Insider trading is where an individual trades in securities when in possession of non-public, price sensitive information, and is unequivocally illegal.

However, insiders, including company directors, are allowed to trade in the shares of their companies so long as they do not posses any undisclosed information. This happens during specified “trading windows” after the release of annual and interim profit reports, when the public has presumably been informed of all material issues relating to the business.

Despite the prohibitions against trading on any material information not known to the public, investors will rightly question what it means when an insider transacts in shares. For example, why has a director who should know the company better than any outsider could, decided to sell down a large portion of their shareholding? What do they really think about the outlook for the company?

This report lists some of the big insider transactions around the August results season. But first, does the academic research support the intuition that you should follow what the insiders do?

What the research says

The academic literature is broadly supportive of the idea that insider transactions carry useful information for investors. A quick review of four papers using data sets from the ASX spanning periods from 1996 to 2015 shows consistent positive excess returns from insider transactions, with three of the reports being statistically significant. The median excess return generated by insiders is 4.3% (Berkman et al., 2016).

This is replicated in studies of offshore markets, with most finding statistically significant positive returns. Within these studies, insider selling has a more pronounced effect than insider buying.

It isn’t always the directors getting the jump on price sensitive news either. A recent study showed evidence of contrarian trading by directors, where sales were made following good news when the price was high, and purchases were made after bad news when the price was low, a strategy that enabled them to generate excess returns (Katselas, 2019).

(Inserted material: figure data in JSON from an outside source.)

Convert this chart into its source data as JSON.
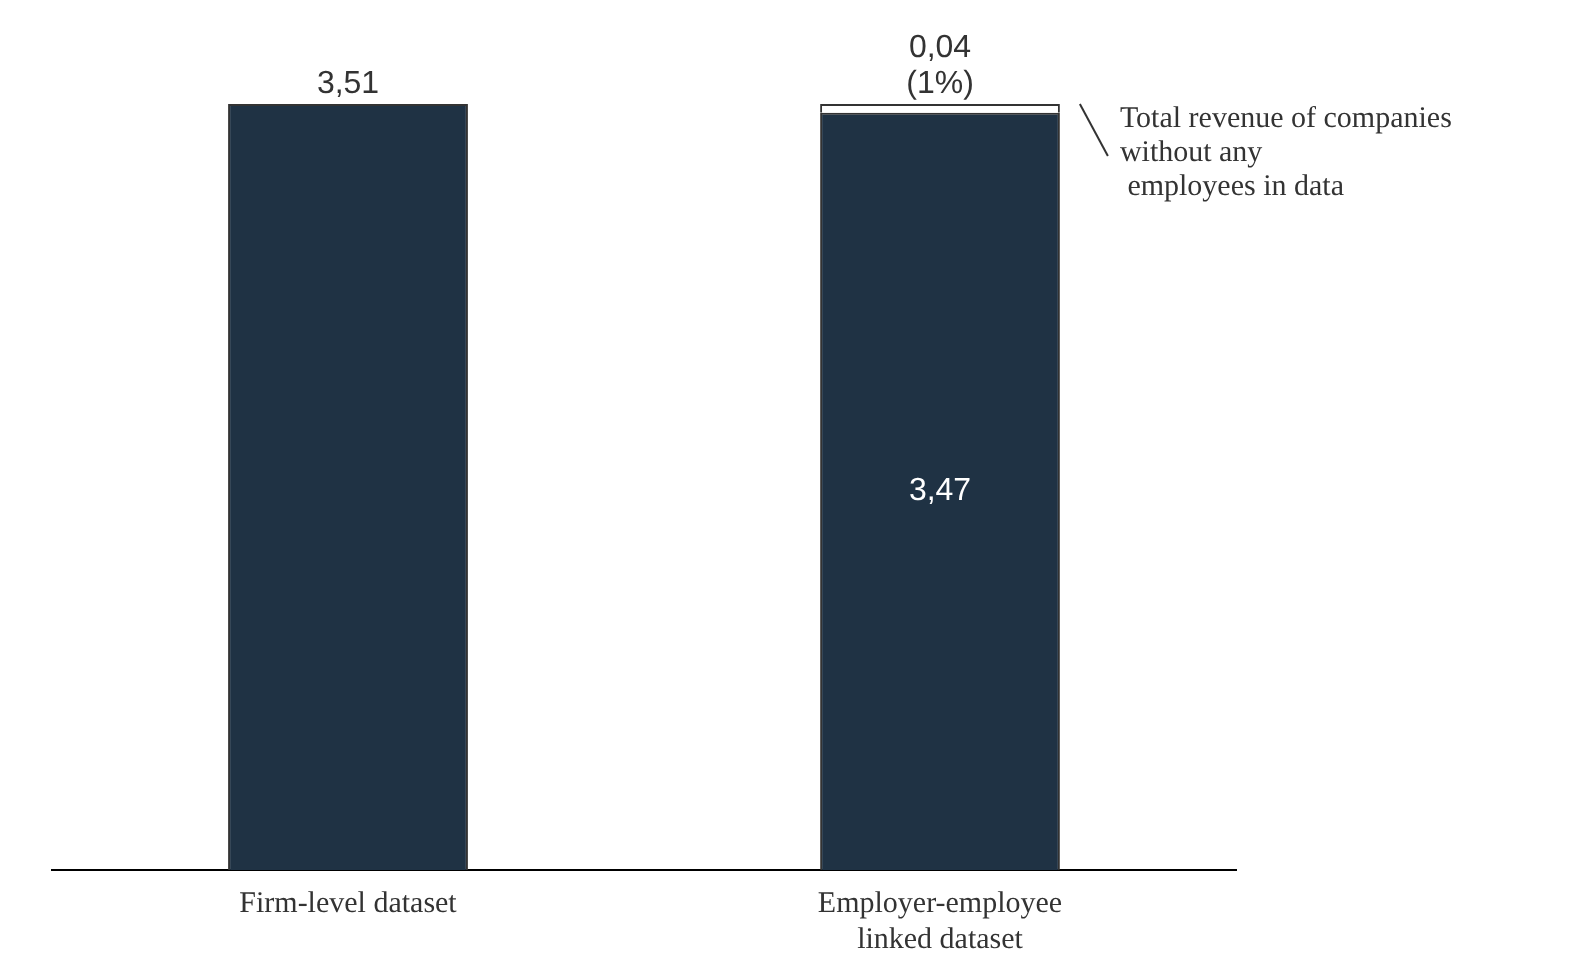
{
  "chart_data": {
    "type": "bar",
    "stacked": true,
    "categories": [
      "Firm-level dataset",
      "Employer-employee\nlinked dataset"
    ],
    "series": [
      {
        "color": "#1f3244",
        "values": [
          3.51,
          3.47
        ],
        "value_labels": [
          "3,51",
          "3,47"
        ]
      },
      {
        "color": "#ffffff",
        "values": [
          null,
          0.04
        ],
        "value_labels": [
          null,
          "0,04\n(1%)"
        ]
      }
    ],
    "annotations": [
      "Total revenue of companies\nwithout any\n employees in data"
    ],
    "grid": false,
    "legend": false
  }
}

So, who was trading this reporting season?

The following table highlights some of the more interesting insider transactions during the latest reporting season, but it is not an exhaustive list. It includes transactions greater than $1 million that were actual cash purchases or sales, and includes some selling by strategic holders as well.

Source: Company releases, The Super Investor

There is a very clear skew towards selling by a ratio of almost 9 to 1. A number of founders, directors and strategic holders have used the open trading window to sell material amounts of shares.

Some of the more interesting sale transactions include:

1. Material founder selling in Netwealth, Kogan, Pushpay, Temple & Webster, Wisetech and Xero.

2. Early backers exiting or reducing in Bisalloy, Nitro and Whispir.

3. CEO selling in Cleanaway, Woodside and Baby Bunting.

Reasons for the insider selling were rarely given. A number of the founder sell downs were part of an ongoing program by individuals to diversify their holdings. Some transactions were genuinely uncontroversial and aren’t listed here (e.g. donations to a charitable foundation, funding tax obligations from option exercises, etc). Others raise eyebrows, especially CEO sales where no reason is given.

The level of material buying was far smaller, although many directors did purchase token amounts (often less than $10,000) post result releases. Insiders in Flexigroup were supportive of the large raising conducted during the period, tipping in a combined $15 million, and the Chairs of Cleanteq and Polynovo topped up existing holdings by $3 million and $1 million respectively.


Academic research backs up what most people’s intuition tells them; on average, insiders possess better information and they use it to trade profitably. This information should by no means be the sole determinate of buying or selling a stock. But insider selling in particular should be a red flag if there are other concerns.

The large amount of director selling on this list, particularly in stocks that have exhibited very strong price performance in recent months, should be taken into consideration by investors when making individual stock decisions. It is worth reflecting what this might say about the views of insiders regarding current valuations in the tech sector, where most of the selling has been concentrated.

Disclosure: The author holds shares in A2M.


Berkman, Henk & Bradrania, Reza & Viljoen, Tina & Westerholm, P. Joakim (2016). Insiders’ Profits in the Australian Equities Market. Centre for International Finance and Regulation.

Katselas, Dean (2019). Strategic insider trading around earnings announcements in Australia. Accounting & Finance.